Anglicy oszaleli na jego punkcie, został wybrany sportowcem roku, odebrał honorowe doktoraty na dwóch uniwersytetach. Zmierzono go wszerz i wzdłuż. Obwód jego uda okazał się większy niż talia Victorii Beckham. W dziesięć sekund ze startu zatrzymanego osiągał prędkość 44 mil na godzinę, przeciętny samochód rodzinny w tym samym czasie rozpędzał się tylko o 16 mil na godzinę więcej. Hoy był lokomotywą, w Pekinie brytyjscy kolarze wywalczyli aż 14 medali, w tym osiem złotych. Kolekcjonowanie złota w Londynie chcą zacząć już w sobotnim wyścigu na szosie, faworytem jest Mark Cavendish.

Na przykładzie kolarstwa najłatwiej pokazać rewolucję, jaką przeszedł brytyjski sport od igrzysk w Atlancie. W 1996 r. Wielka Brytania wywalczyła tylko jeden złoty medal, w klasyfikacji zajęła 36. miejsce, za Algierią i Kazachstanem. To było upokorzenie Królestwa, prasa nie zostawiła suchej nitki na sportowcach, a tłumaczenie, że taki wynik odzwierciedla aktualny stan i możliwości, przyjmowano jako ponury żart. Dwóch skoczków do wody, Bob Morgan i Tony Ally, sprzedało w Atlancie na ulicy swoje stroje, żeby dorobić. Tak wyglądała sytuacja w większości dyscyplin – kto nie znalazł prywatnego sponsora, miał małe szanse, by w ogóle przygotować się do igrzysk.

Szesnaście lat później Anglicy oceniają swoje szanse na 27 złotych medali. Wyliczyli, że powinni stawać na podium 48 razy. 543 sportowców, którzy wystąpią przed swoją publicznością, otrzymało na przygotowania pieniądze z narodowej loterii.

Lord Sebastian Coe, szef komitetu organizacyjnego igrzysk, uważa, że była to jedna z najlepszych decyzji podjętych w Anglii w ostatnich dekadach. Loteria ruszyła co prawda w 1994 r., ale dopiero po Atlancie wprowadzono specjalny program dzielący fundusze między najlepszych. Działał na zasadzie grantów – nagle znalazły się środki na odżywki, lekarzy, opłacone zostały obozy, kupiono sprzęt.
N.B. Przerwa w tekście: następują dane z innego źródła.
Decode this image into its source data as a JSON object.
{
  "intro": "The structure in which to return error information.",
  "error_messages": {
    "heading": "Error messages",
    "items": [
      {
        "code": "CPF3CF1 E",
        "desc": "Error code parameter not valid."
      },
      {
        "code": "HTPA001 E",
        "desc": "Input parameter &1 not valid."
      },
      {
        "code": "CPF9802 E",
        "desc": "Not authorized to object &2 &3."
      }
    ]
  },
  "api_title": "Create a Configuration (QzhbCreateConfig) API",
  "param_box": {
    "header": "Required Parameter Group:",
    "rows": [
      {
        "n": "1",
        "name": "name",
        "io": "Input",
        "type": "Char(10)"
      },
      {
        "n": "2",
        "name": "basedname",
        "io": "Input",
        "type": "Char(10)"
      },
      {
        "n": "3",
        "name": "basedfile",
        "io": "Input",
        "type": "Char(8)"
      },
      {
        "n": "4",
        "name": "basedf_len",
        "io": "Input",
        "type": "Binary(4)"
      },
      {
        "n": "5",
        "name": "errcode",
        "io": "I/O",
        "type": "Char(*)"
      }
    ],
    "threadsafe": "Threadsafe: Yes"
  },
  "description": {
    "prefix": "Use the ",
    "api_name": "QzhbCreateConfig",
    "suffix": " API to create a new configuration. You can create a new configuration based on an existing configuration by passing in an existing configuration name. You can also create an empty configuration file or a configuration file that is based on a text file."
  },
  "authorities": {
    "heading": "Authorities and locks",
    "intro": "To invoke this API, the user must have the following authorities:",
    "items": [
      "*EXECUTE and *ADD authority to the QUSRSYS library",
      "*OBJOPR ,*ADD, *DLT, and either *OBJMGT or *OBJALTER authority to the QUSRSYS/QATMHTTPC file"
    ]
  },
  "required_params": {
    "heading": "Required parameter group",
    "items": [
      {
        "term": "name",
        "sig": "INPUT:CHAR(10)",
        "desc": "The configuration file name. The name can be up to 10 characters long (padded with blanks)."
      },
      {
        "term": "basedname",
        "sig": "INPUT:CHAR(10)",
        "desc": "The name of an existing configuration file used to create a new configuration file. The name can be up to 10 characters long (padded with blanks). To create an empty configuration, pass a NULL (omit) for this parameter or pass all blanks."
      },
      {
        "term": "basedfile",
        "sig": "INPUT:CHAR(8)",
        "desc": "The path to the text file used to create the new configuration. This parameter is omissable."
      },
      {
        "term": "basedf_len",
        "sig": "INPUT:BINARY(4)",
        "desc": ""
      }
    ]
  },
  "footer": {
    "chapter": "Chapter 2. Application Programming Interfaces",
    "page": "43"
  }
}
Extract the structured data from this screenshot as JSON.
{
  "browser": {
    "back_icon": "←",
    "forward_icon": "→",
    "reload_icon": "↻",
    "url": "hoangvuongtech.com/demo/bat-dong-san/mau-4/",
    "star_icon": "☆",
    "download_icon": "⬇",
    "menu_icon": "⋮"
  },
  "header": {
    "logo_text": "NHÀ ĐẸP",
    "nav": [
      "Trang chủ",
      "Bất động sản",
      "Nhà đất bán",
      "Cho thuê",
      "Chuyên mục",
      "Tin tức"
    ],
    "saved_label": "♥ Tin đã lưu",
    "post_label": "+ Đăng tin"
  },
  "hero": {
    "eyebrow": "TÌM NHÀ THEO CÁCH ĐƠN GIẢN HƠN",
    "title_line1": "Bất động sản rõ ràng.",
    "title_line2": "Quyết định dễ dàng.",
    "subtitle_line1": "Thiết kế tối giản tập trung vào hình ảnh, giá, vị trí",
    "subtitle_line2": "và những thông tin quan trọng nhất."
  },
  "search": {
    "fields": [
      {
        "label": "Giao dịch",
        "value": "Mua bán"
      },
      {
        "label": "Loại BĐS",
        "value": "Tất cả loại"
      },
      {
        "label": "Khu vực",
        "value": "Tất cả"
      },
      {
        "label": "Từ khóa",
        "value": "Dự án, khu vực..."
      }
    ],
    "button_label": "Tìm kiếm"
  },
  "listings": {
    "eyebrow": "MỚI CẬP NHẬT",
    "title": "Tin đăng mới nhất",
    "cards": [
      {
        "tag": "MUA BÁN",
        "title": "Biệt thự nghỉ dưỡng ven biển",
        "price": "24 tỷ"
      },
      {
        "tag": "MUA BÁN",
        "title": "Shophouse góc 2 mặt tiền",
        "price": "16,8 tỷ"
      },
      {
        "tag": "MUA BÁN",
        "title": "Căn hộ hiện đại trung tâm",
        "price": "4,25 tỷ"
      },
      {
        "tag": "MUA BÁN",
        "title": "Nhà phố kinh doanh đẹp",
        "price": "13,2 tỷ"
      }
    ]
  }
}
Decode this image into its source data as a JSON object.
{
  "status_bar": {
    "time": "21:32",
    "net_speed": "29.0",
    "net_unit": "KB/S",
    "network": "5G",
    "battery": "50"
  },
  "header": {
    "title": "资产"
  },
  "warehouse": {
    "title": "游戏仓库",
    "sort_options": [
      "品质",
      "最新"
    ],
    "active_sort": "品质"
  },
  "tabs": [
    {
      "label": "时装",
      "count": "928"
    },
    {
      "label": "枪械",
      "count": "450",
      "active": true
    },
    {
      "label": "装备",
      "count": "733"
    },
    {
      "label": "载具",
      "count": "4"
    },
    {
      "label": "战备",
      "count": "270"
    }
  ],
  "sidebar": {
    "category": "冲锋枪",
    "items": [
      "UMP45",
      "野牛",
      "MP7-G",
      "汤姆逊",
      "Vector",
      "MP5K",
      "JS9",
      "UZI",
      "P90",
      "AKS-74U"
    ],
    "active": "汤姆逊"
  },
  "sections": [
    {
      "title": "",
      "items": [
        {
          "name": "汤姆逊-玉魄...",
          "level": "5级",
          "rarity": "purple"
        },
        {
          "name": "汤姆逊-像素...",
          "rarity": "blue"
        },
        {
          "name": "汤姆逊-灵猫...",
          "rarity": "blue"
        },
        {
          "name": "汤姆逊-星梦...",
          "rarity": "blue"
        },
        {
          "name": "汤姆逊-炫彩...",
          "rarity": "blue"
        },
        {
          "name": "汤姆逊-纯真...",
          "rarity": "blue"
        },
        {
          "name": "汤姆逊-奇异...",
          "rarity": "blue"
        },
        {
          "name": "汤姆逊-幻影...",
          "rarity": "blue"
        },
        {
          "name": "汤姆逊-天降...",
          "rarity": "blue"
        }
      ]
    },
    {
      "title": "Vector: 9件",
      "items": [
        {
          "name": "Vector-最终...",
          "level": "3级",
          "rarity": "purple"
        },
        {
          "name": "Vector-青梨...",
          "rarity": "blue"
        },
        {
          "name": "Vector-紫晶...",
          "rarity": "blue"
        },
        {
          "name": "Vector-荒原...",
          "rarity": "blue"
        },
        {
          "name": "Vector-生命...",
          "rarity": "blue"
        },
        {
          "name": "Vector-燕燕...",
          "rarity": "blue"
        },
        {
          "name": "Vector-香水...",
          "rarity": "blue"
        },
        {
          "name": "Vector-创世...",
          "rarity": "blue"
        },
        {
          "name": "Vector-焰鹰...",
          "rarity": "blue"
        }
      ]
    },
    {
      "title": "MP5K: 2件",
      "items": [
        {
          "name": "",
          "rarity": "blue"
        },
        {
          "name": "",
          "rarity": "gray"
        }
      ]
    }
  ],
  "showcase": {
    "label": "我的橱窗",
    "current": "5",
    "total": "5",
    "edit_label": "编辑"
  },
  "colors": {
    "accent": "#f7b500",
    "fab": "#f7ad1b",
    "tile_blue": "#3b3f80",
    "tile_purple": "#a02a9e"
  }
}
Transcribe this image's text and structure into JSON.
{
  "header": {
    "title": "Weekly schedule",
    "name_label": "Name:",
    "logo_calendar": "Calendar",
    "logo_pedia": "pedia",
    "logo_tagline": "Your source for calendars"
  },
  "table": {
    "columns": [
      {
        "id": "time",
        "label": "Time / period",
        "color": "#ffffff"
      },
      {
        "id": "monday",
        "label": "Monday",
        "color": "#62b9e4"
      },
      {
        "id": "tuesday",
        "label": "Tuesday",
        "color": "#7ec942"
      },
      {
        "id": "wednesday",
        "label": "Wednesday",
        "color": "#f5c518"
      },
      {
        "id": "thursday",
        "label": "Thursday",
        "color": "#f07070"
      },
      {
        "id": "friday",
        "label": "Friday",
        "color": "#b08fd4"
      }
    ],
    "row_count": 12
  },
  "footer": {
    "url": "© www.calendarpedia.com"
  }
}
Grant to jednak pożyczka, którą sportowiec musiał oddać, gdy chciał wycofać się w środku cyklu przygotowań lub nie potrafił funduszy wykorzystać zgodnie z założeniami. – Powiedzmy uczciwie, pieniądze przemawiają do wyobraźni – stwierdził Jonathan Edwards, były znakomity trójskoczek.

Redgrave się mylił

Premier Gordon Brown uwierzył w 2005 r., że warto zainwestować 312 milionów funtów w czteroletni cykl przygotowań, by igrzyska w Londynie kojarzyły się z kolorem złotym. Skupiono się na dyscyplinach, które mogą dać najwięcej medali – pływaniu, kolarstwie, wioślarstwie. Sprowadzono najlepszych trenerów, Shane Sutton zajął się kolarzami, Juergen Grobler wioślarzami, a Charles van Commenee lekkoatletami.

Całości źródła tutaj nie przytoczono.